In Nijmegen wordt de introductie korter. Tot en met dit jaar duurde de “kennismaking met de stad en de universiteit “ van zondag tot en met de dinsdag erop. Nu gaan er twee dagen af van het zuipfestijn. En eindigt het al op maandag. Volgens de universiteit willen studenten dit zelf, volgens anderen is het een bezuinigingsmaatregel. Het kan ook nog gewoon ordinaire vertrutting zijn.
Dat studenten dit zelf willen blijkt alleen uit onderzoek van Roos Vonk-kwaliteit. Als je uitgeputte 1e jaars, net na een introductie vol met nieuwe impressies, vraagt of er iets vanaf kan, zullen ze altijd zeggen dat het laatste onderdeel wel geschrapt kan worden. De rest komt pas een half jaar later weer boven drijven. Dat is dus typisch een argumentatie die achteraf wordt bedacht, als het besluit wordt genomen. Bezuinigen kan een optie zijn. Al die activiteiten, zeker een slotfeest, kost de universiteit natuurlijk handen vol geld. De studenten zijn al binnen, dus het is niet superinteressant om daar met leuke dingen in te blijven investeren.
Het schijnt ook geen gevolg te zijn van de jarenlange lobby van studentenverenigingen voor meer ruimte voor hun eigen ontgroeningen. Die hebben van oudsher in Nijmegen geen dominante positie. In het “linkse” Nijmegen hadden de meeste studenten geen zin in ontgroeningen, gedwongen sex met galadates en meer van die ongein. Maar dat is het dus ook niet, anders was er al wel een juichende reactie van die clubs uit Nijmegen gekomen.

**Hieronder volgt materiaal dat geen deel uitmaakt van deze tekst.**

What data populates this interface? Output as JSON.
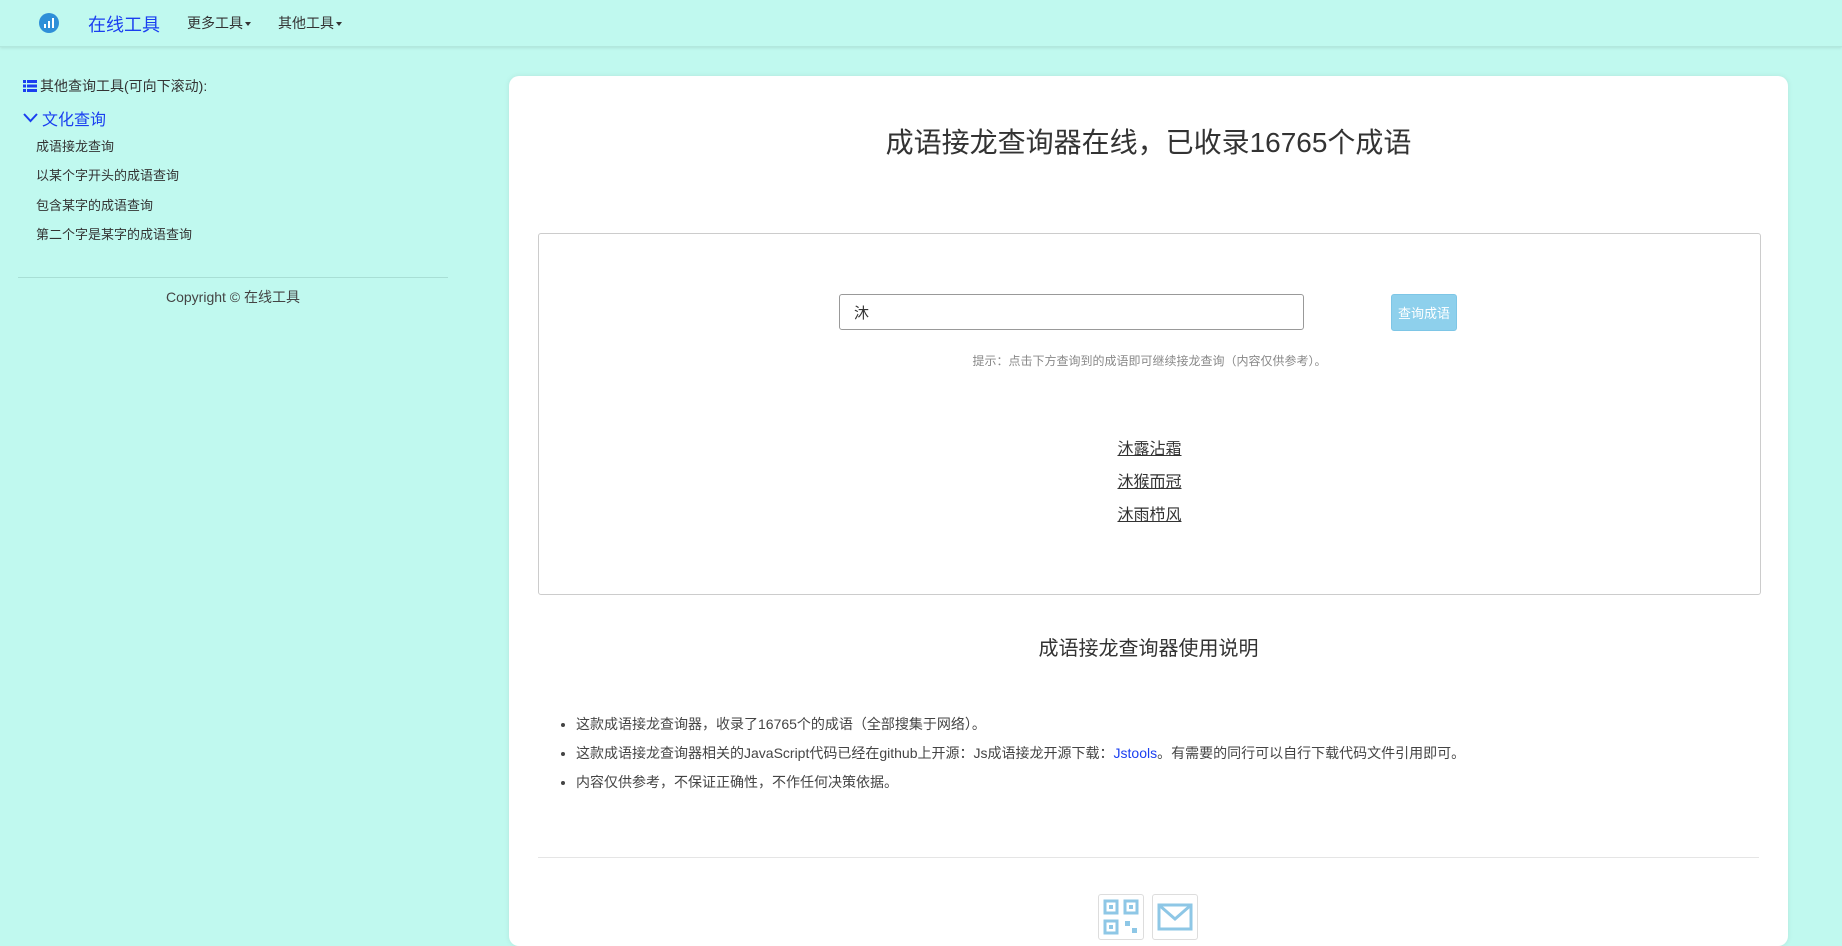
{
  "nav": {
    "brand": "在线工具",
    "menu_more": "更多工具",
    "menu_other": "其他工具"
  },
  "sidebar": {
    "heading": "其他查询工具(可向下滚动):",
    "section_title": "文化查询",
    "items": [
      {
        "label": "成语接龙查询"
      },
      {
        "label": "以某个字开头的成语查询"
      },
      {
        "label": "包含某字的成语查询"
      },
      {
        "label": "第二个字是某字的成语查询"
      }
    ],
    "copyright": "Copyright © 在线工具"
  },
  "main": {
    "title": "成语接龙查询器在线，已收录16765个成语",
    "search": {
      "value": "沐",
      "button_label": "查询成语"
    },
    "hint": "提示：点击下方查询到的成语即可继续接龙查询（内容仅供参考）。",
    "results": [
      "沐露沾霜",
      "沐猴而冠",
      "沐雨栉风"
    ],
    "usage_title": "成语接龙查询器使用说明",
    "notes": {
      "item1": "这款成语接龙查询器，收录了16765个的成语（全部搜集于网络）。",
      "item2_prefix": "这款成语接龙查询器相关的JavaScript代码已经在github上开源：Js成语接龙开源下载：",
      "item2_link": "Jstools",
      "item2_suffix": "。有需要的同行可以自行下载代码文件引用即可。",
      "item3": "内容仅供参考，不保证正确性，不作任何决策依据。"
    }
  },
  "colors": {
    "background": "#c0f9ef",
    "link_blue": "#1a3ff0",
    "button": "#8ed0ec"
  },
  "icons": {
    "logo": "chart-logo-icon",
    "list": "list-icon",
    "chevron": "chevron-down-icon",
    "qr": "qr-code-icon",
    "mail": "mail-icon"
  }
}
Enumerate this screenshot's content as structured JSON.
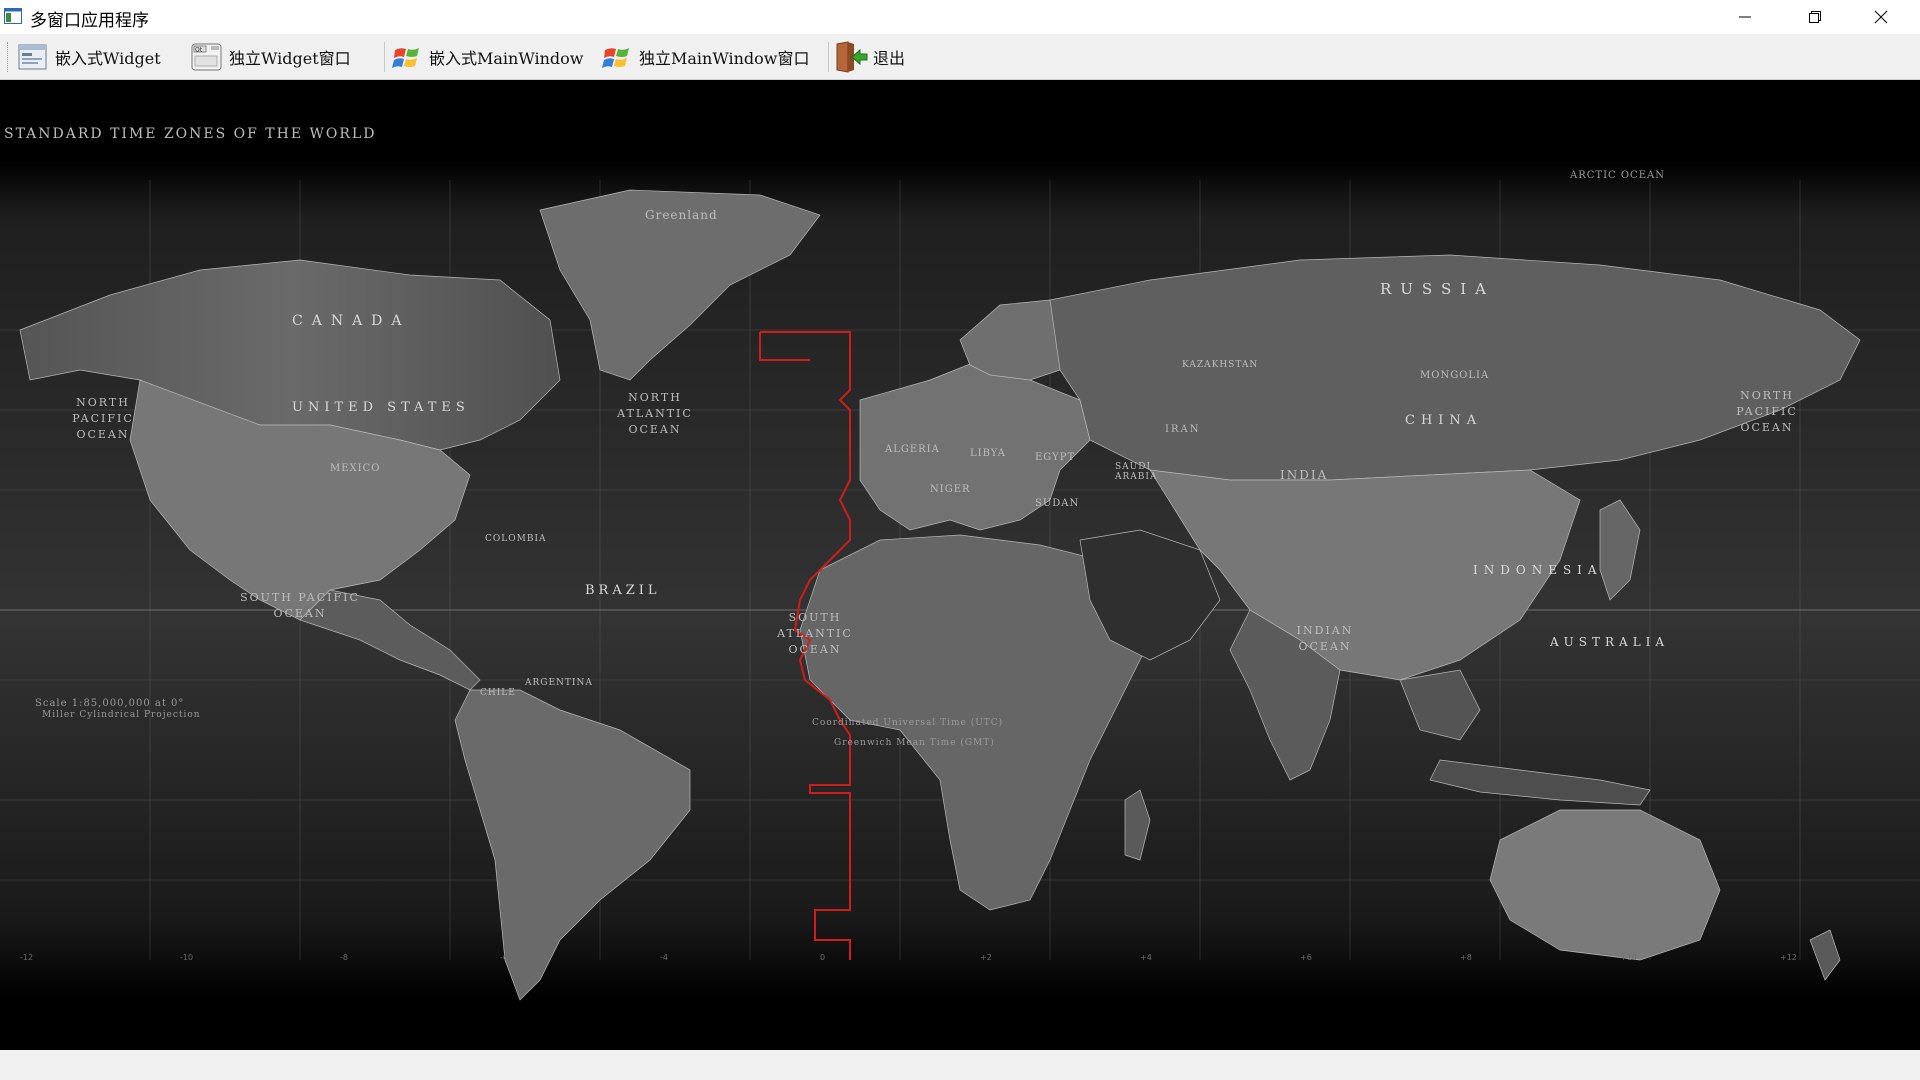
{
  "window": {
    "title": "多窗口应用程序",
    "icon": "app-window-icon",
    "controls": {
      "minimize": "minimize-icon",
      "maximize": "restore-icon",
      "close": "close-icon"
    }
  },
  "toolbar": {
    "buttons": [
      {
        "label": "嵌入式Widget",
        "icon": "embedded-widget-icon"
      },
      {
        "label": "独立Widget窗口",
        "icon": "qt-window-icon"
      },
      {
        "label": "嵌入式MainWindow",
        "icon": "windows-flag-icon"
      },
      {
        "label": "独立MainWindow窗口",
        "icon": "windows-flag-icon"
      },
      {
        "label": "退出",
        "icon": "exit-door-icon"
      }
    ]
  },
  "map": {
    "title": "STANDARD TIME ZONES OF THE WORLD",
    "labels": {
      "russia": "RUSSIA",
      "canada": "CANADA",
      "united_states": "UNITED STATES",
      "china": "CHINA",
      "brazil": "BRAZIL",
      "australia": "AUSTRALIA",
      "indonesia": "INDONESIA",
      "india": "INDIA",
      "mongolia": "MONGOLIA",
      "kazakhstan": "KAZAKHSTAN",
      "greenland": "Greenland",
      "algeria": "ALGERIA",
      "libya": "LIBYA",
      "egypt": "EGYPT",
      "sudan": "SUDAN",
      "niger": "NIGER",
      "saudi_arabia": "SAUDI ARABIA",
      "iran": "IRAN",
      "mexico": "MEXICO",
      "colombia": "COLOMBIA",
      "argentina": "ARGENTINA",
      "chile": "CHILE",
      "north_pacific": "NORTH PACIFIC OCEAN",
      "south_pacific": "SOUTH PACIFIC OCEAN",
      "north_atlantic": "NORTH ATLANTIC OCEAN",
      "south_atlantic": "SOUTH ATLANTIC OCEAN",
      "indian_ocean": "INDIAN OCEAN",
      "arctic_ocean": "ARCTIC OCEAN",
      "scale": "Scale 1:85,000,000 at 0°",
      "projection": "Miller Cylindrical Projection",
      "utc_note": "Coordinated Universal Time (UTC)",
      "gmt_note": "Greenwich Mean Time (GMT)"
    },
    "colors": {
      "background": "#000000",
      "land": "#5a5a5a",
      "grid": "#8a8a8a",
      "utc_line": "#d01c1c"
    }
  }
}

Heel heel vroeger, zeg in 1997, duurde de introductie 12 dagen. In die dagen waren het opleidingen, studieverenigingen en faculteitsverenigingen die alle tijd en ruimte kregen en een solide achterban te maken. De grote winnaar was de Nijmeegse horeca. Die blijft natuurlijk binnenlopen, maar wel weer iets minder. Studentengezelligheidsverenigingen winnen ook. Dat studenten het op deze manier willen is in ieder geval je reinste kul. Dan is het dus of een bezuingingsactie of gewoon vertrutting. Jonge mensen faciliteren om bijna twee weken te zuipen schijnt niet meer van deze tijd te zijn. Daar is een universiteit immers niet voor bedoeld. Daar moet je over wetenschappelijk onderzoek praten, toch?